Carmunnock was an early hamlet along the border of Grey, Elma and Logan townships, located on the boundary road west of Monkton, Perth County in southern Ontario.

Carmunnock's origins can be traced back to 1866 when William Machan obtained Lot 24 and 35 in the 18th Concession of Grey Township, Huron County, and erected a sawmill on Lot 35. Machan, who had immigrated from Carmunnock, Scotland, named the hamlet for his native village. The hamlet grew, and at its peak boasted a hotel, combined store, post office and dwelling a two-storey log boarding house, a one-storey log house and two barns. All situated on the west section of the land.

In 1901 Carmunnock listed with a population of about twenty, and the following business given: A. Haffmeyer, shoemaker; H. Jack, cheese manufacturer; Wm. Robertson, blacksmith; F. W. Schnaefer, general shore; and Charles Schneider, Postermaster and General Store. Carmunnock, which was 100 per cent Scottish in the early days, held a community picnic which was a big event in the area.

Two factors account for the demise of this once flourishing village. The hotel was the victim of a fire which destroyed other buildings nearby and William Machan in time moved his sawmill equipment to Monkton as early as 1878.

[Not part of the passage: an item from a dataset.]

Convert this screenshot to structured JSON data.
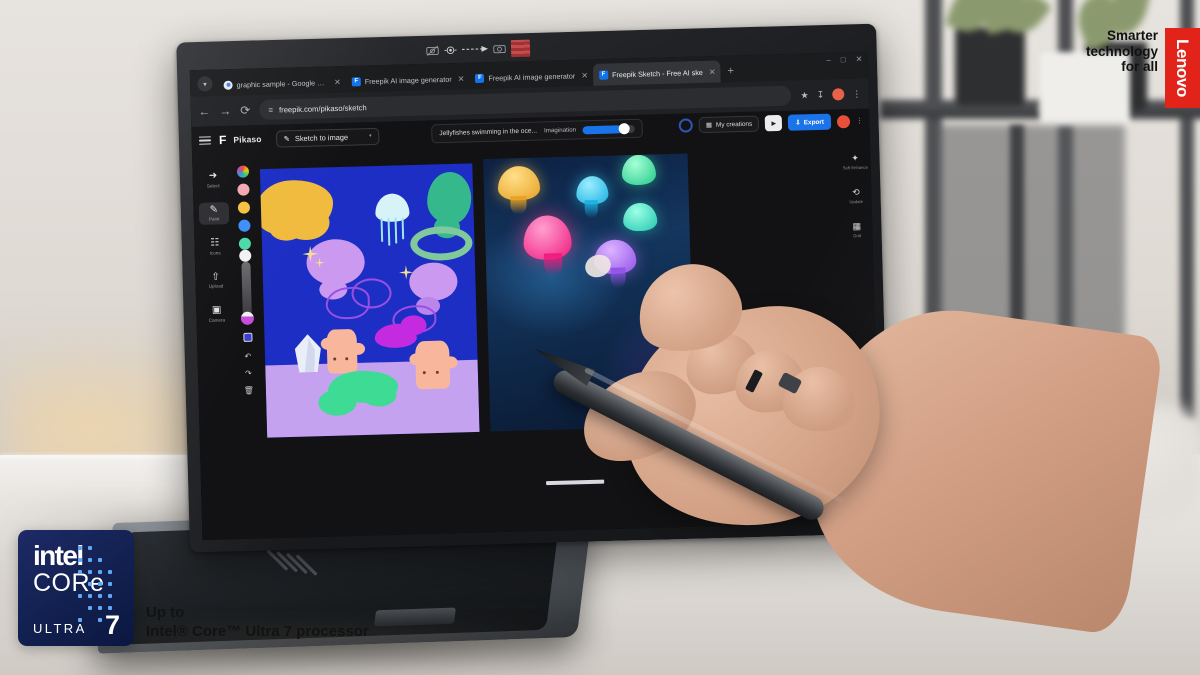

The first post office was opened in 1875 with Machan as the first postmaster. When he moved his sawmill operation to Monkton, the post office was moved to the home of David Harrison, who lived in the present Bradshaw home on the 15th Concession of Logan.

Today North Logan / Harvey's Cemetery on Line 53 is all that remains of Carmunnock, which is registered to Municipality of West Perth. It is the only public burial ground in Logan Township; the first interment was in 1897.